Might I suggest, since you're experiencing some difficulty in remembering things because of your pain (it's also a common symptom of fibro - we call it fibro fog), that you make a list of the things you have tried in the past, any current meds, all your symptoms, tests you've had, etc.  That way you'll have it to refer to when you're in with the doctor and there'll be less chance of you forgetting to mention something to them.  I do this quite often for doctor's appointments, even though I see the same doctor pretty much all the time.

don't be surprised if the new rheumy repeats some of the tests you've already had - especially blood work.  It's not uncommon for the lupus test and some of the others to come back negative several times before finally coming back as positive.  Ihad the test for lupus either 3 or 4 times with negative results before it finally came back showing positive.

Do you have the Medicare Part D (prescription) coverage?  If not, I would suggest you check into getting it.  It has really saved me a LOT on my prescriptions.  There are a number of different plans to choose from - some have a small monthly fee and others do not.  The amount you pay per prescription also varies.  You can get more information about it either on the social security website or the medicare website (www.socialsecurity.gov or www.medicare.gov).  If the pa medical assistance doesn't help with prescriptions, this would definitely be a good thing for you to look into - I know how expensive some of the medications can be, especially the newer ones.
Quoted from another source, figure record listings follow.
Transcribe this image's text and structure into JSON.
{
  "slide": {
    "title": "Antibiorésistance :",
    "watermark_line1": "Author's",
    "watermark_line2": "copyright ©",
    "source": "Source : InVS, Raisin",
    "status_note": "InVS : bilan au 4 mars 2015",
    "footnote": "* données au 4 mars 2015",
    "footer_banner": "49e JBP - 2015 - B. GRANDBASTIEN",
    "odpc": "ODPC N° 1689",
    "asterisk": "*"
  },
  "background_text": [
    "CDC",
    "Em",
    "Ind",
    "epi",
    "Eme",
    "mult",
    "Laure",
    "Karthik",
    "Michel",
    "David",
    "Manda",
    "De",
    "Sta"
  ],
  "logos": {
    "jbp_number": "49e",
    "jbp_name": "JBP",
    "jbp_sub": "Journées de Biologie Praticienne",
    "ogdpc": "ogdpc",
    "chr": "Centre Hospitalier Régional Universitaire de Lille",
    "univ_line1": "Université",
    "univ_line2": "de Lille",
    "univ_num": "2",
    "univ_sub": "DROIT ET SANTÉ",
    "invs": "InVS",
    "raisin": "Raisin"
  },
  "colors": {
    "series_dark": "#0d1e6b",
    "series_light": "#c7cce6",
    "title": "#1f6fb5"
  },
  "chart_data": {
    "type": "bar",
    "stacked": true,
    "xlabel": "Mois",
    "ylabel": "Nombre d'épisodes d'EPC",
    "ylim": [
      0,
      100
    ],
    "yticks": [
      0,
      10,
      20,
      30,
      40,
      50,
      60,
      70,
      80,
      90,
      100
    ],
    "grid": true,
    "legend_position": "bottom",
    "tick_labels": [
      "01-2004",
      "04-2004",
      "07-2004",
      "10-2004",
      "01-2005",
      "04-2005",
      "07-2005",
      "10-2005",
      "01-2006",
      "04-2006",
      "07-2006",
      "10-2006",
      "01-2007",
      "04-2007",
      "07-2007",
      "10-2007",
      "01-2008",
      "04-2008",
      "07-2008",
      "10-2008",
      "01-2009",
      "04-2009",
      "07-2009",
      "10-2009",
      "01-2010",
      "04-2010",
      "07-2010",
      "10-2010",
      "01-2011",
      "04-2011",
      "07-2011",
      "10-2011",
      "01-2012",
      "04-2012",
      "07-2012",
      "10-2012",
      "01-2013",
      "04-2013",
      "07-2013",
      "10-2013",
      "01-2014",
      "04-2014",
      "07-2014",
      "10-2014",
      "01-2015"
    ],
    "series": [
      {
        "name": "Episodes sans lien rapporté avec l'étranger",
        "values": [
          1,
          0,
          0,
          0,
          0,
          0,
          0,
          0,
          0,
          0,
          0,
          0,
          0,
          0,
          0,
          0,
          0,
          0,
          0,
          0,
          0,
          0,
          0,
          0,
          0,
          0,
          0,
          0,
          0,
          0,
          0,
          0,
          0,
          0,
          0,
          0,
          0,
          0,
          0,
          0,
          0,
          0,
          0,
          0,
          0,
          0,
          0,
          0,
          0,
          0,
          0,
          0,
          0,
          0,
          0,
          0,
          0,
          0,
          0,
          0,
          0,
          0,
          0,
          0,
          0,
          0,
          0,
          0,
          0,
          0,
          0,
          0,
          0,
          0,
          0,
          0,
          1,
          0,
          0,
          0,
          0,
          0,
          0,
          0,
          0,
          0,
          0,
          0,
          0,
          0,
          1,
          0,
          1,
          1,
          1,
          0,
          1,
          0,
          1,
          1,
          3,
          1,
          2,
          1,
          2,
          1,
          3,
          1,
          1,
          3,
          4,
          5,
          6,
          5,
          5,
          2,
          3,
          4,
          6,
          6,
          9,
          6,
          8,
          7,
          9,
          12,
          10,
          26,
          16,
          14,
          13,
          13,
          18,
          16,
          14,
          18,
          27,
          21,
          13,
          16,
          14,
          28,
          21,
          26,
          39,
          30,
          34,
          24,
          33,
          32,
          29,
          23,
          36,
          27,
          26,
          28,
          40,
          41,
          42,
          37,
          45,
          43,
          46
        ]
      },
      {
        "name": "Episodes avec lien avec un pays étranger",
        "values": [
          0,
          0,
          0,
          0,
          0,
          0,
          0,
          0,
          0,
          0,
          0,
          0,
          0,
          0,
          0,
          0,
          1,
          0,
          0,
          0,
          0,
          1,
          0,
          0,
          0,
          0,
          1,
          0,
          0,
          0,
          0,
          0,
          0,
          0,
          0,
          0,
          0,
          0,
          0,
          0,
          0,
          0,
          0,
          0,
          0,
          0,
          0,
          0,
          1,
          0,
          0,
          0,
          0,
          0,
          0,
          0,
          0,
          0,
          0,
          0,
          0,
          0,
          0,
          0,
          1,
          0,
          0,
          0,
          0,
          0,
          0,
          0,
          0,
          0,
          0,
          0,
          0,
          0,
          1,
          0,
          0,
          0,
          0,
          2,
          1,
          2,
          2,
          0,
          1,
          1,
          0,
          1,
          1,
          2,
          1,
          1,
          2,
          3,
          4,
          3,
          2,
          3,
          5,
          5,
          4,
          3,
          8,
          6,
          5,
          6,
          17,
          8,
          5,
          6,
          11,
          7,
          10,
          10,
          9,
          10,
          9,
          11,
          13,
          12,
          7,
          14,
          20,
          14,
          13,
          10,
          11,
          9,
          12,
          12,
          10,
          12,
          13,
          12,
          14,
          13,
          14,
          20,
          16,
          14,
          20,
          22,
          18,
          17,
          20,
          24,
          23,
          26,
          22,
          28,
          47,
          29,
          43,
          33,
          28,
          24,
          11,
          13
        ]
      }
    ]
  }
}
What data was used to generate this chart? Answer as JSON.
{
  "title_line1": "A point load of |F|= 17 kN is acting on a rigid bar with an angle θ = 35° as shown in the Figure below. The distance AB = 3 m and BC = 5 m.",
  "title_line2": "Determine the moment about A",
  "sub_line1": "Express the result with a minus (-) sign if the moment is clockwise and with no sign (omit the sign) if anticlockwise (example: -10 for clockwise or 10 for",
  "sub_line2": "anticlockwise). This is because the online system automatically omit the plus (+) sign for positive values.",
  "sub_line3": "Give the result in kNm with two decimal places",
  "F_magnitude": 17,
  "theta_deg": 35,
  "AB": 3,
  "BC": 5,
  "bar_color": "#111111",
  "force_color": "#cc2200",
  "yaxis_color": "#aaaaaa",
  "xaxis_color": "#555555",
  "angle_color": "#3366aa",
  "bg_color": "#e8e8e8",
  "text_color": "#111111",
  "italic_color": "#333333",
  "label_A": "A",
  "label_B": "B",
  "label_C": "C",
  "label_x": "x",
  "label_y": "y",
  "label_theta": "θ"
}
Best of luck and please keep us posted on how you're doing.  Feel free to ask me any questions you may have.

I'm hoping it will be soon , see where I'm at the specialist is like 100 miles away and that's hard with no car , i was on the cymbalta for 3 and a half months , it messed with my mind so bad i became violent, and almost got arrested, not a good thing , spent  a week in physic  ward to help with the switch which was not good, i like the lyrica it works but we were in the process of upping dose's  i was getting samples from the old doc while i was taking flexeril and hydrocodone , because with the lyrica i still have this left  knee injury which is a pain in itself, but when the old doc had to be dropped the new one doesn't care he just wants to do things his way which I'm fine with i just hate the wait

You should definately see a rheumatologist so im glad he gave you a referral.
You should also look into any specialist for Fibro in your area that can help you out.
How long were you on cymbalta and lyrica?  I am on cymbalta now but am also trying out Dr.St Amands protocol with Guaifenesin. Im only on my second day...we will see.